Confesso que eu estava me segurando pra não rir da coragem dessa tal de Mary. Mas, Ed, quando eu olhei pra ela, alguma coisa, não sei bem dizer o que, alguma coisa no jeito como ela parecia acreditar na história que estava contando, alguma coisa na expressão alegre e despreocupada dela me fez confirmar a história. Até agora não acredito que fiz aquilo, mas eu virei pra Teresa e disse “Tinha tempo que a gente não se via então eu não te reconheci imediatamente, mas, bom te ver tia Mary”. Depois disso a Mary disse que não tinha entrado em contato antes porque ela não sabia o que tinha acontecido com meus pais, aparentemente ela voltou de viagem de outro país recentemente, honestamente eu não prestei muita atenção no resto da conversa (ainda estava processando o que estava acontecendo).
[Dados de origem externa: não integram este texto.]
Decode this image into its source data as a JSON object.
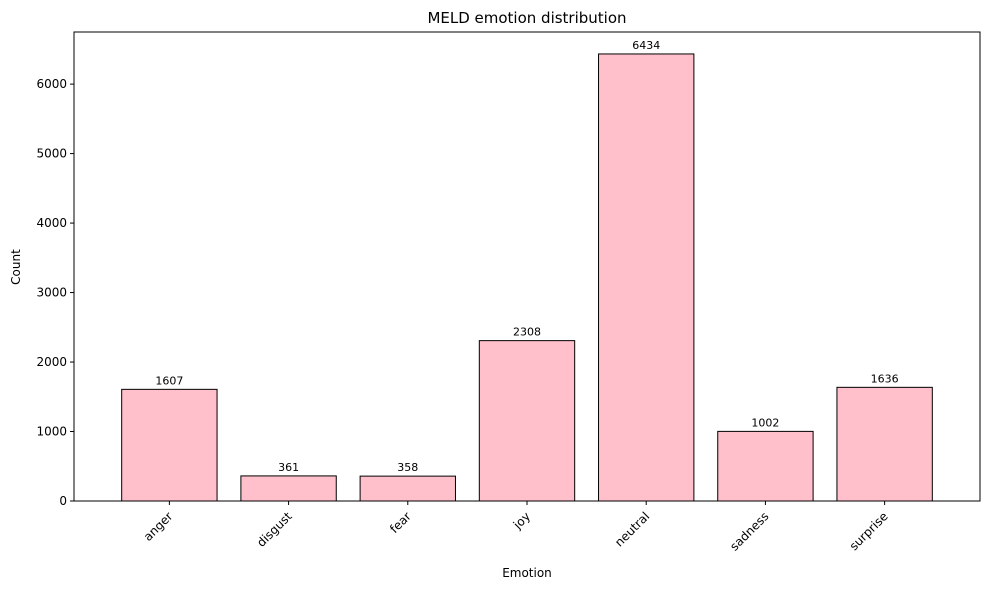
{
  "chart_data": {
    "type": "bar",
    "title": "MELD emotion distribution",
    "xlabel": "Emotion",
    "ylabel": "Count",
    "categories": [
      "anger",
      "disgust",
      "fear",
      "joy",
      "neutral",
      "sadness",
      "surprise"
    ],
    "values": [
      1607,
      361,
      358,
      2308,
      6434,
      1002,
      1636
    ],
    "ylim": [
      0,
      6750
    ],
    "yticks": [
      0,
      1000,
      2000,
      3000,
      4000,
      5000,
      6000
    ],
    "grid": false,
    "bar_color": "#ffc0cb",
    "edge_color": "#000000"
  }
}
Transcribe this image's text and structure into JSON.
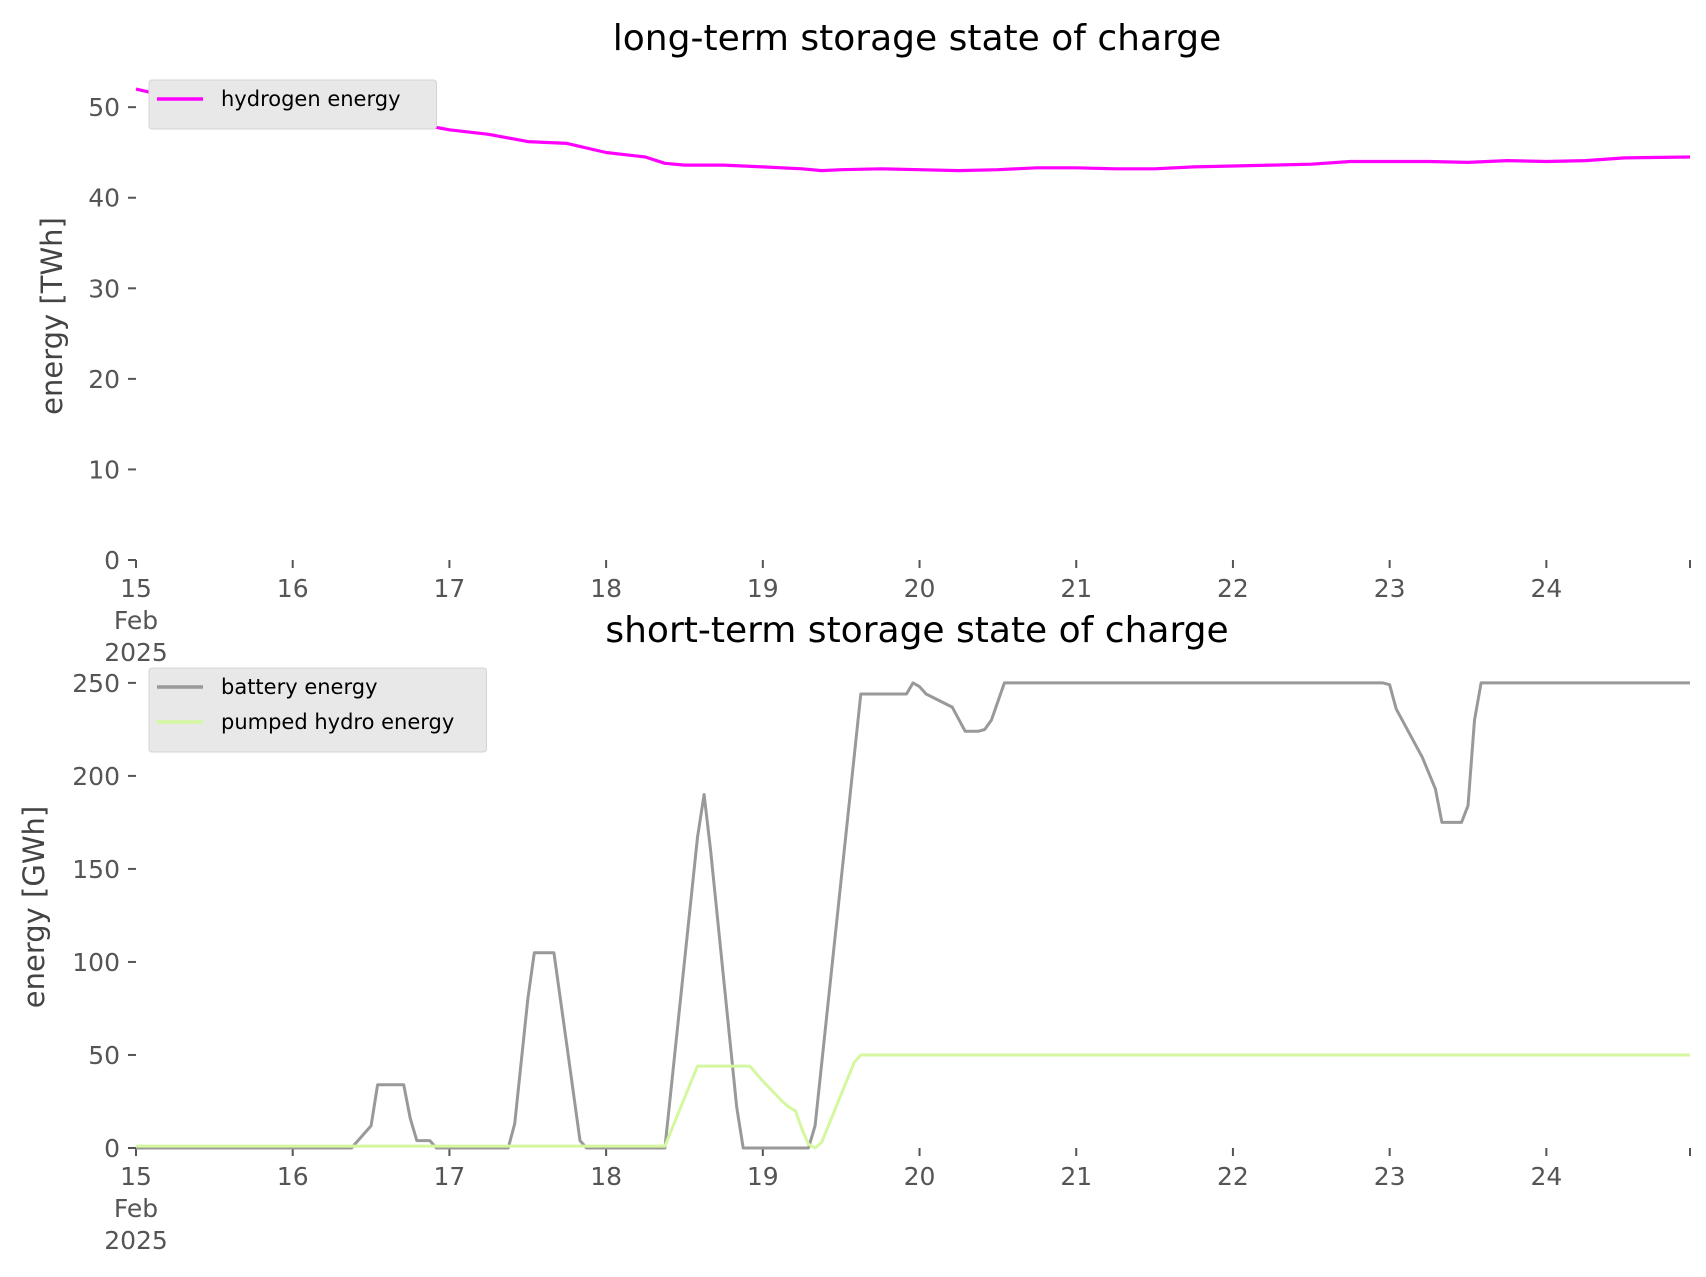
{
  "chart_data": [
    {
      "type": "line",
      "title": "long-term storage state of charge",
      "xlabel": "",
      "ylabel": "energy [TWh]",
      "ylim": [
        0,
        53
      ],
      "yticks": [
        "0",
        "10",
        "20",
        "30",
        "40",
        "50"
      ],
      "xticks": [
        "15\nFeb\n2025",
        "16",
        "17",
        "18",
        "19",
        "20",
        "21",
        "22",
        "23",
        "24"
      ],
      "xlim": [
        "2025-02-15",
        "2025-02-24 22:00"
      ],
      "grid": false,
      "legend_position": "top-left",
      "series": [
        {
          "name": "hydrogen energy",
          "color": "#ff00ff",
          "points": [
            [
              "2025-02-15 00:00",
              52.0
            ],
            [
              "2025-02-15 06:00",
              51.0
            ],
            [
              "2025-02-15 12:00",
              50.5
            ],
            [
              "2025-02-15 18:00",
              50.0
            ],
            [
              "2025-02-16 00:00",
              49.3
            ],
            [
              "2025-02-16 06:00",
              49.0
            ],
            [
              "2025-02-16 12:00",
              48.5
            ],
            [
              "2025-02-16 18:00",
              48.3
            ],
            [
              "2025-02-17 00:00",
              47.5
            ],
            [
              "2025-02-17 06:00",
              47.0
            ],
            [
              "2025-02-17 12:00",
              46.2
            ],
            [
              "2025-02-17 18:00",
              46.0
            ],
            [
              "2025-02-18 00:00",
              45.0
            ],
            [
              "2025-02-18 06:00",
              44.5
            ],
            [
              "2025-02-18 09:00",
              43.8
            ],
            [
              "2025-02-18 12:00",
              43.6
            ],
            [
              "2025-02-18 18:00",
              43.6
            ],
            [
              "2025-02-19 00:00",
              43.4
            ],
            [
              "2025-02-19 06:00",
              43.2
            ],
            [
              "2025-02-19 09:00",
              43.0
            ],
            [
              "2025-02-19 12:00",
              43.1
            ],
            [
              "2025-02-19 18:00",
              43.2
            ],
            [
              "2025-02-20 00:00",
              43.1
            ],
            [
              "2025-02-20 06:00",
              43.0
            ],
            [
              "2025-02-20 12:00",
              43.1
            ],
            [
              "2025-02-20 18:00",
              43.3
            ],
            [
              "2025-02-21 00:00",
              43.3
            ],
            [
              "2025-02-21 06:00",
              43.2
            ],
            [
              "2025-02-21 12:00",
              43.2
            ],
            [
              "2025-02-21 18:00",
              43.4
            ],
            [
              "2025-02-22 00:00",
              43.5
            ],
            [
              "2025-02-22 06:00",
              43.6
            ],
            [
              "2025-02-22 12:00",
              43.7
            ],
            [
              "2025-02-22 18:00",
              44.0
            ],
            [
              "2025-02-23 00:00",
              44.0
            ],
            [
              "2025-02-23 06:00",
              44.0
            ],
            [
              "2025-02-23 12:00",
              43.9
            ],
            [
              "2025-02-23 18:00",
              44.1
            ],
            [
              "2025-02-24 00:00",
              44.0
            ],
            [
              "2025-02-24 06:00",
              44.1
            ],
            [
              "2025-02-24 12:00",
              44.4
            ],
            [
              "2025-02-24 22:00",
              44.5
            ]
          ]
        }
      ]
    },
    {
      "type": "line",
      "title": "short-term storage state of charge",
      "xlabel": "",
      "ylabel": "energy [GWh]",
      "ylim": [
        0,
        258
      ],
      "yticks": [
        "0",
        "50",
        "100",
        "150",
        "200",
        "250"
      ],
      "xticks": [
        "15\nFeb\n2025",
        "16",
        "17",
        "18",
        "19",
        "20",
        "21",
        "22",
        "23",
        "24"
      ],
      "xlim": [
        "2025-02-15",
        "2025-02-24 22:00"
      ],
      "grid": false,
      "legend_position": "top-left",
      "series": [
        {
          "name": "battery energy",
          "color": "#999999",
          "points": [
            [
              "2025-02-15 00:00",
              0
            ],
            [
              "2025-02-16 09:00",
              0
            ],
            [
              "2025-02-16 12:00",
              12
            ],
            [
              "2025-02-16 13:00",
              34
            ],
            [
              "2025-02-16 16:00",
              34
            ],
            [
              "2025-02-16 17:00",
              34
            ],
            [
              "2025-02-16 18:00",
              16
            ],
            [
              "2025-02-16 19:00",
              4
            ],
            [
              "2025-02-16 21:00",
              4
            ],
            [
              "2025-02-16 22:00",
              0
            ],
            [
              "2025-02-17 09:00",
              0
            ],
            [
              "2025-02-17 10:00",
              13
            ],
            [
              "2025-02-17 12:00",
              80
            ],
            [
              "2025-02-17 13:00",
              105
            ],
            [
              "2025-02-17 15:00",
              105
            ],
            [
              "2025-02-17 16:00",
              105
            ],
            [
              "2025-02-17 18:00",
              55
            ],
            [
              "2025-02-17 20:00",
              4
            ],
            [
              "2025-02-17 21:00",
              0
            ],
            [
              "2025-02-18 09:00",
              0
            ],
            [
              "2025-02-18 14:00",
              167
            ],
            [
              "2025-02-18 15:00",
              190
            ],
            [
              "2025-02-18 16:00",
              160
            ],
            [
              "2025-02-18 20:00",
              22
            ],
            [
              "2025-02-18 21:00",
              0
            ],
            [
              "2025-02-19 06:00",
              0
            ],
            [
              "2025-02-19 07:00",
              0
            ],
            [
              "2025-02-19 08:00",
              12
            ],
            [
              "2025-02-19 15:00",
              244
            ],
            [
              "2025-02-19 22:00",
              244
            ],
            [
              "2025-02-19 23:00",
              250
            ],
            [
              "2025-02-20 00:00",
              248
            ],
            [
              "2025-02-20 01:00",
              244
            ],
            [
              "2025-02-20 05:00",
              237
            ],
            [
              "2025-02-20 07:00",
              224
            ],
            [
              "2025-02-20 09:00",
              224
            ],
            [
              "2025-02-20 10:00",
              225
            ],
            [
              "2025-02-20 11:00",
              230
            ],
            [
              "2025-02-20 13:00",
              250
            ],
            [
              "2025-02-22 23:00",
              250
            ],
            [
              "2025-02-23 00:00",
              249
            ],
            [
              "2025-02-23 01:00",
              236
            ],
            [
              "2025-02-23 05:00",
              210
            ],
            [
              "2025-02-23 07:00",
              193
            ],
            [
              "2025-02-23 08:00",
              175
            ],
            [
              "2025-02-23 11:00",
              175
            ],
            [
              "2025-02-23 12:00",
              184
            ],
            [
              "2025-02-23 13:00",
              230
            ],
            [
              "2025-02-23 14:00",
              250
            ],
            [
              "2025-02-24 22:00",
              250
            ]
          ]
        },
        {
          "name": "pumped hydro energy",
          "color": "#d4f7a0",
          "points": [
            [
              "2025-02-15 00:00",
              1
            ],
            [
              "2025-02-18 09:00",
              1
            ],
            [
              "2025-02-18 14:00",
              44
            ],
            [
              "2025-02-18 22:00",
              44
            ],
            [
              "2025-02-19 00:00",
              36
            ],
            [
              "2025-02-19 03:00",
              25
            ],
            [
              "2025-02-19 04:00",
              22
            ],
            [
              "2025-02-19 05:00",
              20
            ],
            [
              "2025-02-19 06:00",
              10
            ],
            [
              "2025-02-19 07:00",
              2
            ],
            [
              "2025-02-19 08:00",
              0
            ],
            [
              "2025-02-19 09:00",
              3
            ],
            [
              "2025-02-19 14:00",
              46
            ],
            [
              "2025-02-19 15:00",
              50
            ],
            [
              "2025-02-19 22:00",
              50
            ],
            [
              "2025-02-24 22:00",
              50
            ]
          ]
        }
      ]
    }
  ]
}
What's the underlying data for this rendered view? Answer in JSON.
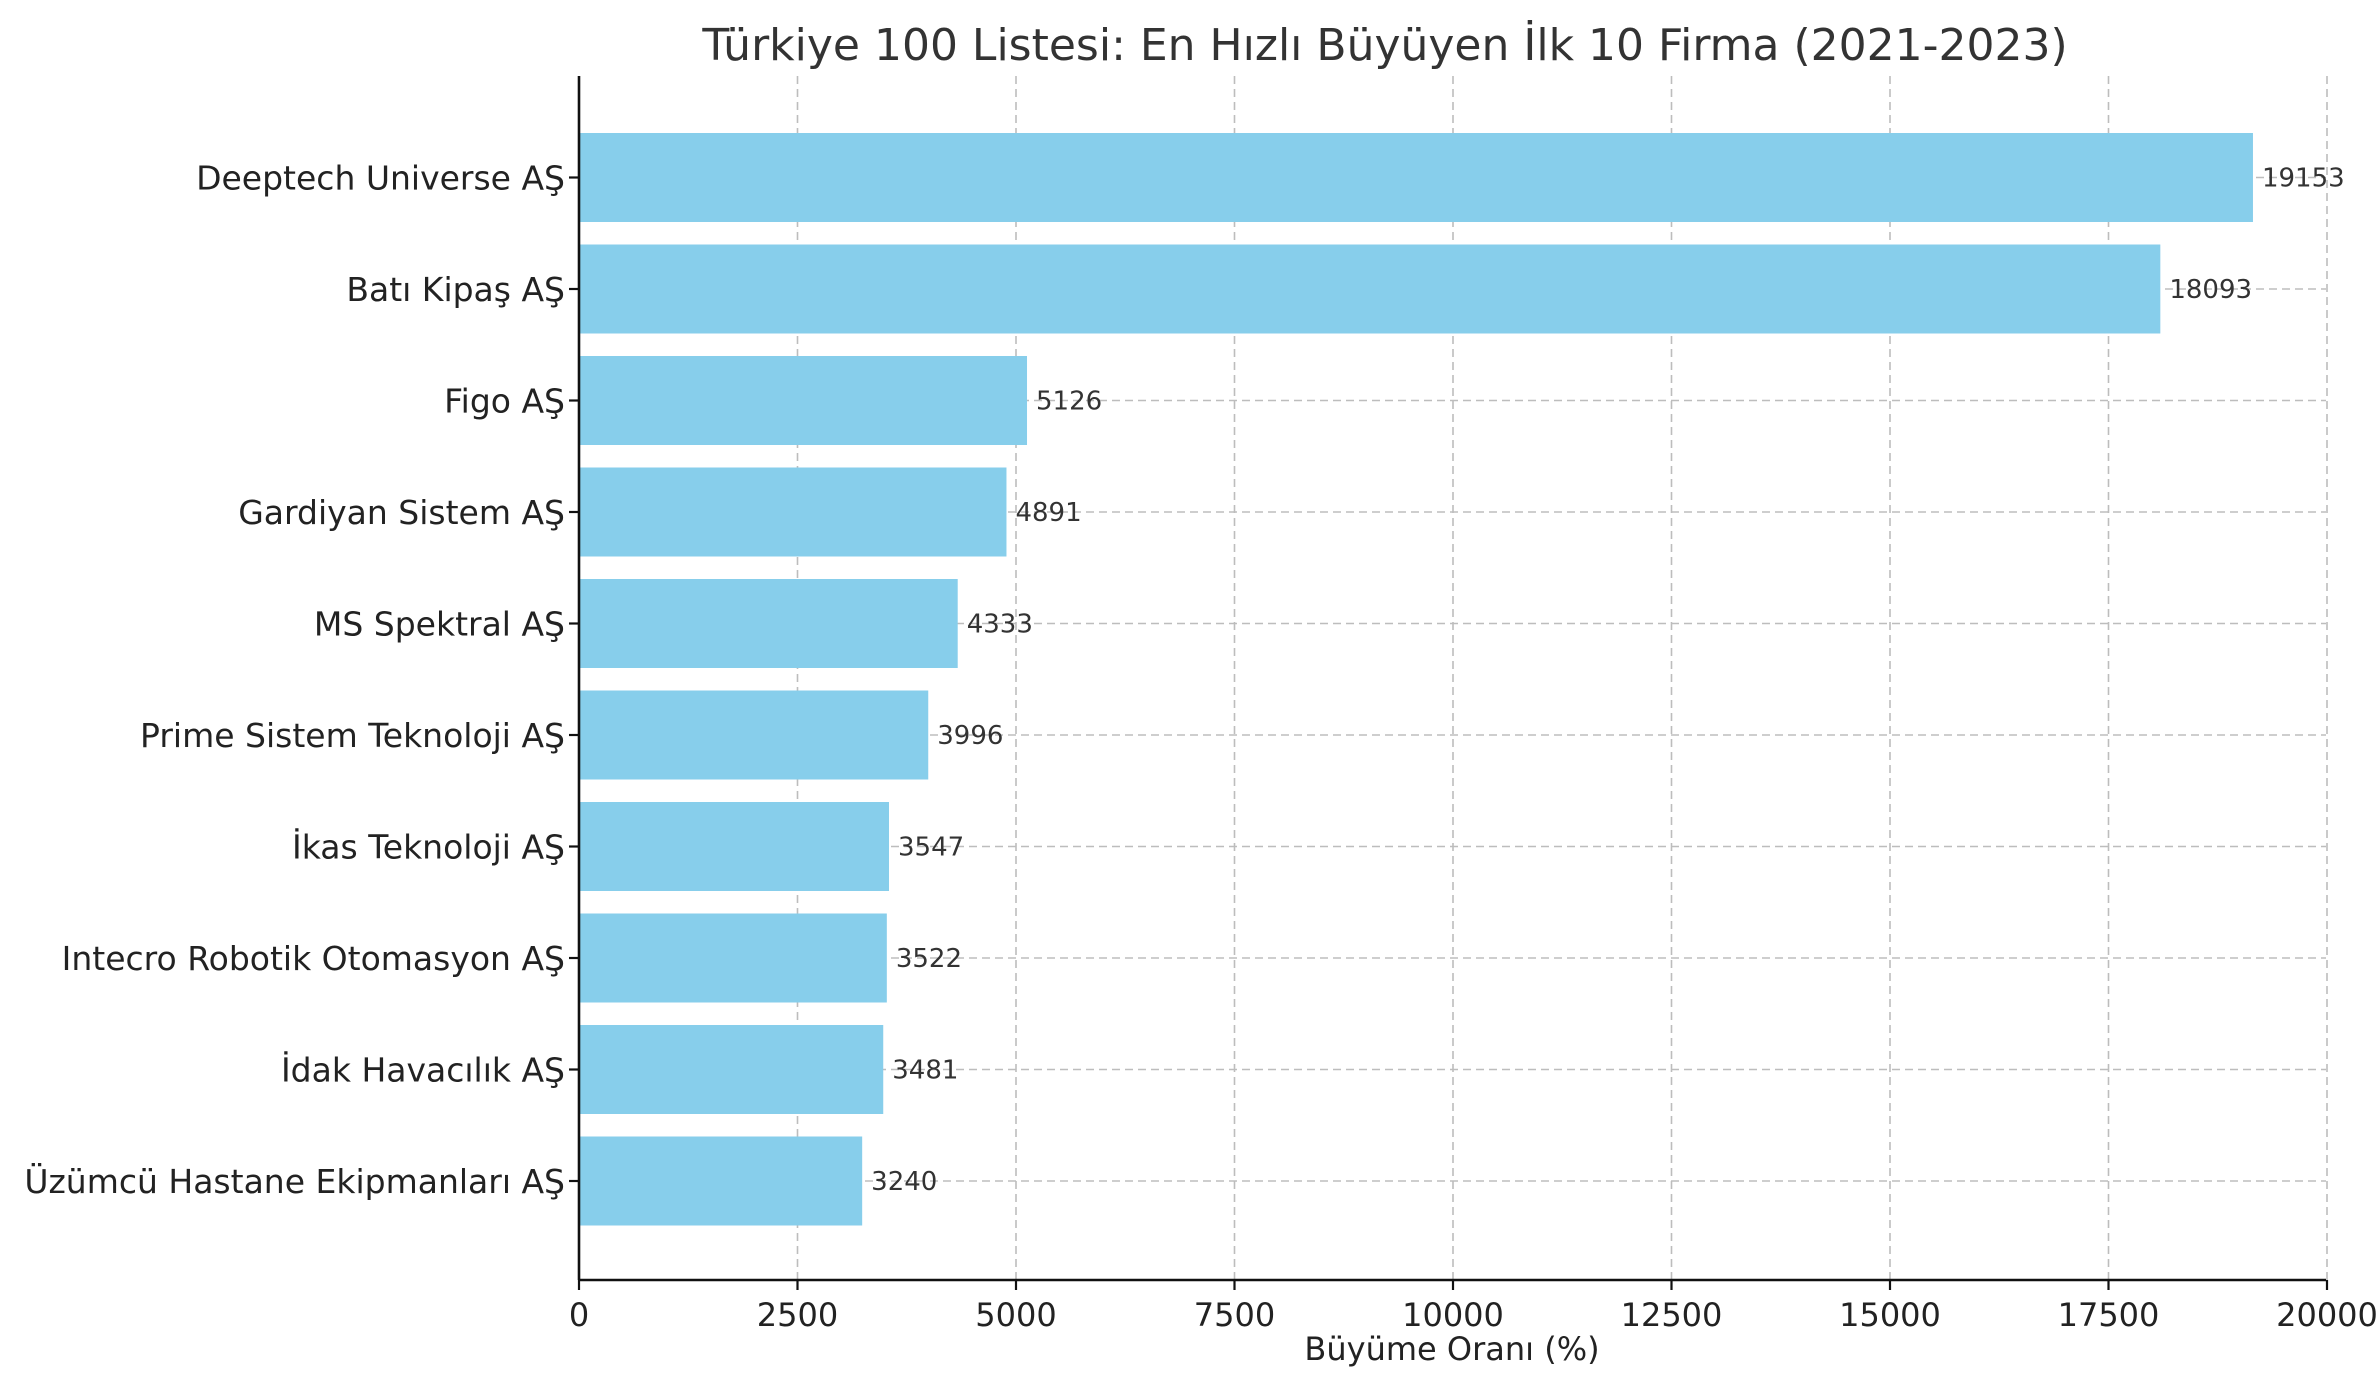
{
  "chart_data": {
    "type": "bar",
    "orientation": "horizontal",
    "title": "Türkiye 100 Listesi: En Hızlı Büyüyen İlk 10 Firma (2021-2023)",
    "xlabel": "Büyüme Oranı (%)",
    "ylabel": "",
    "categories": [
      "Deeptech Universe AŞ",
      "Batı Kipaş AŞ",
      "Figo AŞ",
      "Gardiyan Sistem AŞ",
      "MS Spektral AŞ",
      "Prime Sistem Teknoloji AŞ",
      "İkas Teknoloji AŞ",
      "Intecro Robotik Otomasyon AŞ",
      "İdak Havacılık AŞ",
      "Üzümcü Hastane Ekipmanları AŞ"
    ],
    "values": [
      19153,
      18093,
      5126,
      4891,
      4333,
      3996,
      3547,
      3522,
      3481,
      3240
    ],
    "value_labels": [
      "19153",
      "18093",
      "5126",
      "4891",
      "4333",
      "3996",
      "3547",
      "3522",
      "3481",
      "3240"
    ],
    "xlim": [
      0,
      20000
    ],
    "xticks": [
      0,
      2500,
      5000,
      7500,
      10000,
      12500,
      15000,
      17500,
      20000
    ],
    "xtick_labels": [
      "0",
      "2500",
      "5000",
      "7500",
      "10000",
      "12500",
      "15000",
      "17500",
      "20000"
    ],
    "grid": true,
    "bar_color": "#87ceeb",
    "axis_color": "#111111",
    "grid_color": "#bdbdbd"
  }
}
Então é isso Ed, eu to morando com a Mary agora. Eu tenho um quarto (um de verdade, só meu) e moro numa floricultura (mal posso esperar pra te contar sobre). A viagem foi longa e chegamos aqui já de noite, ela só me resumiu que ela planeja cuidar de mim e em troca eu vou estudar numa escola de magia e ajudar na floricultura. Ela disse que eu tenho que acordar cedo porque ela ia me explicar tudo amanhã de manhã antes da escola então eu tenho que ir dormir.
Amanhã te conto o resto, se cuida. E me fala como estão as coisas por aí qualquer hora.